Sprawdzano też, czy oferowane na rynku nowe opony są odpowiednio oznakowane i czy to oznakowanie nie zawiera fałszywych informacji. Wybrane opony trafiły do niezależnego laboratorium we Francji, gdzie sprawdzano, czy rzeczywiste wartości oporu toczenia (przekładają się na efektywność paliwową) i przyczepności na mokrej nawierzchni odpowiadają deklaracjom producenta zamieszczonym na etykiecie. Podczas kontroli inspektorzy sprawdzali też dokumentację techniczną opon.
Uzyskane wyniki badania są dość optymistyczne. W sumie w 15 krajach skontrolowano oznakowanie prawie 12 tys. opon, z czego 73% stanowiły letnie, a 27% zimowe. Najwięcej partii poddano badaniu w Turcji (1246), Niemczech (1238), Polsce (1111), Finlandii (1080) i Irlandii (1080). Ze sprawdzonych etykiet wynika, że w sprzedaży przeważają opony o klasie efektywności paliwowej E i C (a więc o nie najwyższych parametrach). Lepiej jest z przyczepnością na mokrej nawierzchni – tu na rynku jest najwięcej opon klas C i B.
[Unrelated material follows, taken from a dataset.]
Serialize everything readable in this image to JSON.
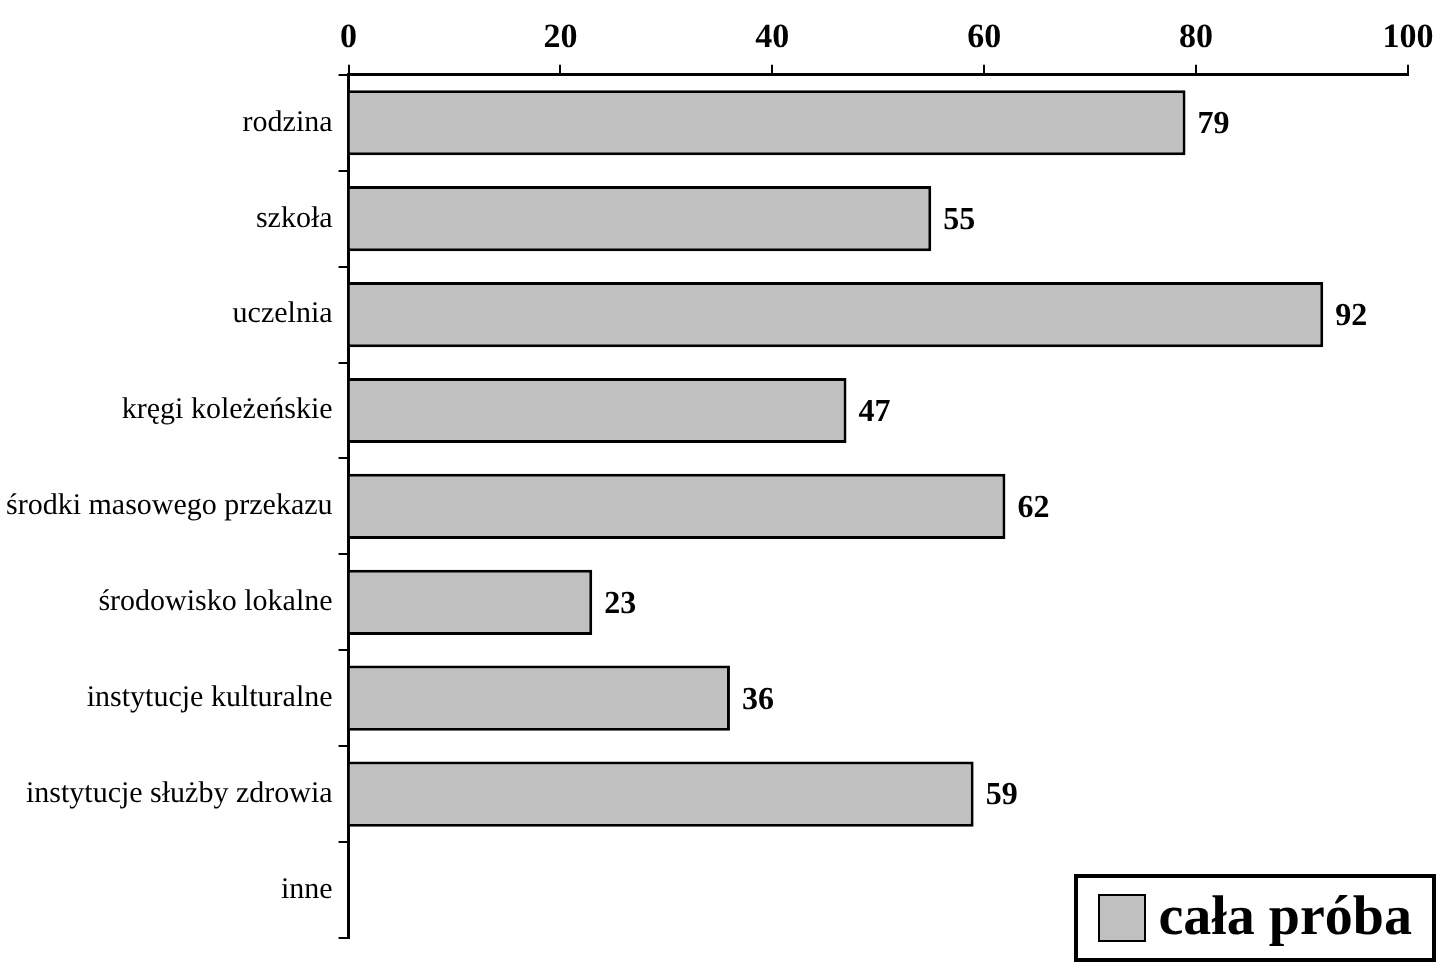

Najwięcej źle oznakowanych opon inspektorzy z 15 krajów znaleźli w sklepach online – zastrzeżenia dotyczyły 627 na 2888 sprawdzonych produktów. U tradycyjnych sprzedawców zakwestionowali z tego powodu 568 partii opon. Główne problemy to: brak etykiet, niewłaściwe lub brakujące dane, zły format etykiety. Inspektorzy nie uzyskali też w 10% przypadków wymaganej dokumentacji technicznej, a w 40% przypadków musieli czekać dłużej niż dwa tygodnie. W sumie nieprawidłowości w dokumentacji wystąpiły w 38% sprawdzanych przypadków.
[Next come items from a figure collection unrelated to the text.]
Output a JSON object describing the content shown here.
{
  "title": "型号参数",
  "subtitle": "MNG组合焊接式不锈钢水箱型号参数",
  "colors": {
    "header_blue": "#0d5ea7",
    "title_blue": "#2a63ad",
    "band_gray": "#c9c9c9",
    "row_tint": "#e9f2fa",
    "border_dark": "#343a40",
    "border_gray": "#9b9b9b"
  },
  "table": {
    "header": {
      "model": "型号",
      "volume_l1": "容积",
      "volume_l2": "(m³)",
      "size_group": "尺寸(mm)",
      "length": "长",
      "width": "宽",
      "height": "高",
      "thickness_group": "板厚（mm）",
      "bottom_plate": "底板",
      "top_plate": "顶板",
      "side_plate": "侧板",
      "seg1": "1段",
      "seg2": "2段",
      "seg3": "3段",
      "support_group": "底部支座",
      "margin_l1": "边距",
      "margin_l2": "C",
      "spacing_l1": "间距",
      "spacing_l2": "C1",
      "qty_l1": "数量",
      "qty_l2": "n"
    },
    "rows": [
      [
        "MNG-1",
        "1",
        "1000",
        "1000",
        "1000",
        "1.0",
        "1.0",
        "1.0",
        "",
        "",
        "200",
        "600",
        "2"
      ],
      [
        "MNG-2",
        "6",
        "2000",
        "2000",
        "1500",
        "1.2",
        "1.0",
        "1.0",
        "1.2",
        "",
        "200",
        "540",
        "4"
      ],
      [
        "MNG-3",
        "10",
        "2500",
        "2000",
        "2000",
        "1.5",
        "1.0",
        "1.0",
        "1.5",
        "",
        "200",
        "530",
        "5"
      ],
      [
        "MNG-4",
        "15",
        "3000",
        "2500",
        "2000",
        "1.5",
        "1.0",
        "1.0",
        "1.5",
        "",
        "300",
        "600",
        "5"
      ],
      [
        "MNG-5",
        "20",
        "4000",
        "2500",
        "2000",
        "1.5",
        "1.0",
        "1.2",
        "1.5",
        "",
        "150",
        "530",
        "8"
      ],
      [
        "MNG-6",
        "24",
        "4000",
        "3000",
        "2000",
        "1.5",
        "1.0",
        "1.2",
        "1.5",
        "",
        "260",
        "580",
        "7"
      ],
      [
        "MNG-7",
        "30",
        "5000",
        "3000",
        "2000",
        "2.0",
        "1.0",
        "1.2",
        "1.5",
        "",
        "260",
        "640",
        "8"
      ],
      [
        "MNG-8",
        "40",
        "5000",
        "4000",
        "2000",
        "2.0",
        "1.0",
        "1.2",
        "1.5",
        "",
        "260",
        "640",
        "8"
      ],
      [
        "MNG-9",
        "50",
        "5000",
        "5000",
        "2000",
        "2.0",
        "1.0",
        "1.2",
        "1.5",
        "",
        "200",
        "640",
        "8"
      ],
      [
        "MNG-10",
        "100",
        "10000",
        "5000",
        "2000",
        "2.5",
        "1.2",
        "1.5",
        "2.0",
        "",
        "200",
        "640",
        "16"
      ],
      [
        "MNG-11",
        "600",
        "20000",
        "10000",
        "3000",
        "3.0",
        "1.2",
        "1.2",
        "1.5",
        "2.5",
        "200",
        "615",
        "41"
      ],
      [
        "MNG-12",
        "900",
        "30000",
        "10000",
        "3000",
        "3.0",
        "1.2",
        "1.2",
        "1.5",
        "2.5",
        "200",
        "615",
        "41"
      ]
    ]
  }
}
Do badań laboratoryjnych wytypowano w ramach całego projektu w sumie 131 opon. Badania wykazały nieprawidłowości pod względem przyczepności na mokrej nawierzchni w 5 przypadkach, a pod względem oporu toczenia – w 9.
Oznakowanie opon w Polsce
W ramach przeprowadzonego badania w Polsce Inspekcja Handlowa skontrolowała 158 przedsiębiorców – głównie dystrybutorów, ale także kilkunastu importerów. Sprawdziła oznakowanie 1111 partii opon, w tym ponad 800 letnich i ponad 300 zimowych. Do 32 z nich miała zastrzeżenia ze względu na niewłaściwe oznakowanie lub jego brak. W przypadku 12 partii inspektorzy znaleźli nieprawidłowości w dokumentacji technicznej, np. brak danych producenta, odmienne parametry niż na etykiecie. 10 opon z Polski trafiło do francuskiego laboratorium, wszystkie pomyślnie przeszły testy.
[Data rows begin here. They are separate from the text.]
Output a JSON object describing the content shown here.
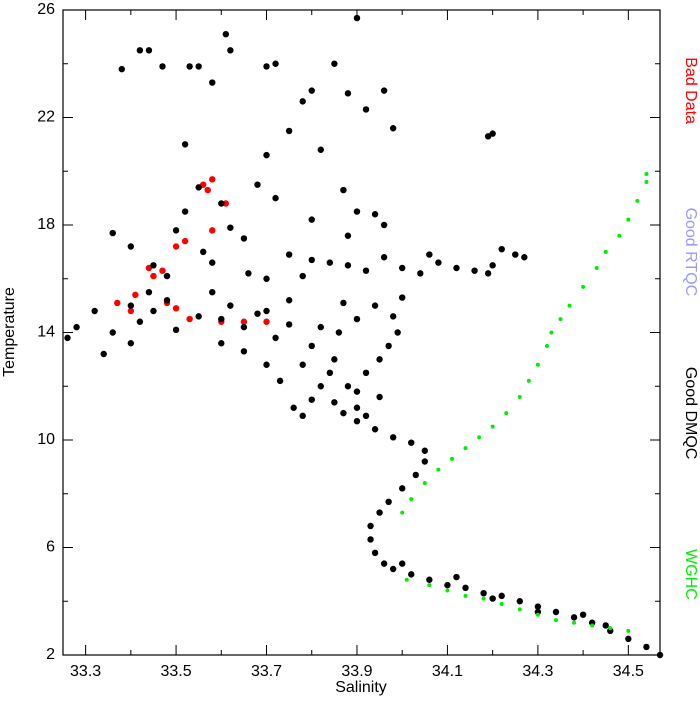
{
  "chart_data": {
    "type": "scatter",
    "x_label": "Salinity",
    "y_label": "Temperature",
    "xlim": [
      33.25,
      34.57
    ],
    "ylim": [
      2,
      26
    ],
    "xticks": [
      33.3,
      33.5,
      33.7,
      33.9,
      34.1,
      34.3,
      34.5
    ],
    "xminor": [
      33.4,
      33.6,
      33.8,
      34.0,
      34.2,
      34.4
    ],
    "yticks": [
      2,
      6,
      10,
      14,
      18,
      22,
      26
    ],
    "yminor": [
      4,
      8,
      12,
      16,
      20,
      24
    ],
    "legend": "right",
    "series": [
      {
        "name": "Bad Data",
        "color": "#ff0000",
        "x": [
          33.37,
          33.4,
          33.41,
          33.44,
          33.45,
          33.47,
          33.5,
          33.52,
          33.57,
          33.58,
          33.56,
          33.5,
          33.53,
          33.6,
          33.65,
          33.7,
          33.58,
          33.61,
          33.48
        ],
        "y": [
          15.1,
          14.8,
          15.4,
          16.4,
          16.1,
          16.3,
          17.2,
          17.4,
          19.3,
          19.7,
          19.5,
          14.9,
          14.5,
          14.4,
          14.4,
          14.4,
          17.8,
          18.8,
          15.1
        ]
      },
      {
        "name": "Good RTQC",
        "color": "#9999ff",
        "x": [],
        "y": []
      },
      {
        "name": "Good DMQC",
        "color": "#000000",
        "x": [
          34.57,
          34.54,
          34.5,
          34.46,
          34.42,
          34.38,
          34.34,
          34.3,
          34.26,
          34.22,
          34.18,
          34.14,
          34.1,
          34.06,
          34.02,
          33.98,
          33.96,
          33.94,
          33.93,
          33.93,
          33.95,
          33.97,
          34.0,
          34.03,
          34.05,
          34.05,
          34.02,
          33.98,
          33.94,
          33.9,
          33.87,
          33.85,
          34.2,
          34.3,
          34.4,
          34.45,
          34.12,
          34.0,
          33.8,
          33.82,
          33.84,
          33.88,
          33.9,
          33.92,
          33.95,
          33.97,
          33.99,
          33.85,
          33.8,
          33.78,
          33.76,
          33.78,
          33.9,
          33.92,
          33.95,
          33.86,
          33.9,
          33.94,
          34.0,
          33.98,
          33.82,
          33.87,
          33.75,
          33.7,
          33.26,
          33.28,
          33.32,
          33.34,
          33.36,
          33.4,
          33.42,
          33.45,
          33.48,
          33.5,
          33.55,
          33.6,
          33.62,
          33.65,
          33.68,
          33.72,
          33.75,
          33.6,
          33.58,
          33.65,
          33.7,
          33.73,
          33.88,
          33.92,
          33.96,
          34.0,
          34.04,
          34.08,
          34.12,
          34.16,
          34.2,
          34.22,
          34.25,
          34.27,
          34.19,
          34.06,
          33.84,
          33.8,
          33.75,
          33.36,
          33.4,
          33.45,
          33.5,
          33.52,
          33.55,
          33.52,
          33.6,
          33.65,
          33.68,
          33.7,
          33.75,
          33.78,
          33.8,
          33.72,
          33.7,
          33.62,
          33.61,
          33.58,
          33.53,
          33.55,
          33.42,
          33.44,
          33.38,
          33.47,
          33.9,
          33.85,
          33.88,
          33.82,
          33.96,
          33.92,
          33.98,
          34.19,
          34.2,
          33.87,
          33.9,
          33.94,
          33.96,
          33.88,
          33.8,
          33.72,
          33.66,
          33.58,
          33.62,
          33.48,
          33.44,
          33.4,
          33.56,
          33.7,
          33.78
        ],
        "y": [
          2.0,
          2.3,
          2.6,
          2.9,
          3.2,
          3.4,
          3.6,
          3.8,
          4.0,
          4.2,
          4.3,
          4.5,
          4.6,
          4.8,
          5.0,
          5.2,
          5.4,
          5.8,
          6.3,
          6.8,
          7.3,
          7.7,
          8.2,
          8.7,
          9.2,
          9.6,
          9.9,
          10.1,
          10.4,
          10.7,
          11.0,
          11.4,
          4.1,
          3.6,
          3.5,
          3.1,
          4.9,
          5.4,
          11.5,
          12.0,
          12.5,
          12.0,
          11.8,
          12.5,
          13.0,
          13.5,
          14.0,
          13.0,
          13.5,
          12.8,
          11.2,
          10.9,
          11.2,
          10.9,
          11.6,
          14.0,
          14.5,
          15.0,
          15.3,
          14.6,
          14.2,
          15.1,
          14.3,
          14.8,
          13.8,
          14.2,
          14.8,
          13.2,
          14.0,
          13.6,
          14.4,
          14.8,
          15.2,
          14.1,
          14.6,
          14.5,
          15.0,
          14.2,
          14.7,
          13.8,
          15.2,
          13.6,
          15.5,
          13.3,
          12.8,
          12.2,
          16.5,
          16.3,
          16.8,
          16.4,
          16.2,
          16.6,
          16.4,
          16.3,
          16.5,
          17.1,
          16.9,
          16.8,
          16.2,
          16.9,
          16.6,
          16.7,
          16.9,
          17.7,
          17.2,
          16.5,
          17.8,
          18.5,
          19.4,
          21.0,
          18.8,
          17.5,
          19.5,
          20.6,
          21.5,
          22.6,
          23.0,
          24.0,
          23.9,
          24.5,
          25.1,
          23.3,
          23.9,
          23.9,
          24.5,
          24.5,
          23.8,
          23.9,
          25.7,
          24.0,
          22.9,
          20.8,
          23.0,
          22.3,
          21.6,
          21.3,
          21.4,
          19.3,
          18.5,
          18.4,
          18.0,
          17.6,
          18.2,
          19.0,
          16.2,
          16.6,
          17.9,
          16.1,
          15.5,
          15.0,
          17.0,
          16.0,
          16.1
        ]
      },
      {
        "name": "WGHC",
        "color": "#00ee00",
        "x": [
          34.01,
          34.06,
          34.1,
          34.14,
          34.18,
          34.22,
          34.26,
          34.3,
          34.34,
          34.38,
          34.42,
          34.46,
          34.5,
          34.0,
          34.02,
          34.05,
          34.08,
          34.11,
          34.14,
          34.17,
          34.2,
          34.23,
          34.26,
          34.28,
          34.3,
          34.32,
          34.33,
          34.35,
          34.37,
          34.4,
          34.43,
          34.45,
          34.48,
          34.5,
          34.52,
          34.54,
          34.54
        ],
        "y": [
          4.8,
          4.6,
          4.4,
          4.2,
          4.1,
          3.9,
          3.7,
          3.5,
          3.3,
          3.2,
          3.1,
          3.0,
          2.9,
          7.3,
          7.8,
          8.4,
          8.9,
          9.3,
          9.7,
          10.1,
          10.5,
          11.0,
          11.6,
          12.2,
          12.8,
          13.5,
          14.0,
          14.5,
          15.0,
          15.7,
          16.4,
          17.0,
          17.6,
          18.2,
          18.9,
          19.6,
          19.9
        ]
      }
    ]
  }
}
Obowiązkowe oznakowanie opon
Przypomnijmy, że zgodnie z unijnymi przepisami nabywca opon musi mieć możliwość zapoznania się przed zakupem ze specjalną etykietą – najczęściej występuje ona w formie naklejki na bieżniku, która pozwoli na porównanie trzech ważnych parametrów. To efektywność paliwowa (ważna dla oszczędnych), przyczepność na mokrej nawierzchni (ma wpływ na drogę hamowania) oraz zewnętrzny hałas toczenia. Dwa pierwsze parametry są pokazywane na etykiecie w skali od A (najlepsza) do G (najgorsza), a wartość hałasu jest przedstawiana graficznie w trójstopniowej skali i wyrażana w decybelach. Takie informacje muszą być też uwidocznione w e-sklepach, czy na rachunkach potwierdzających zakup.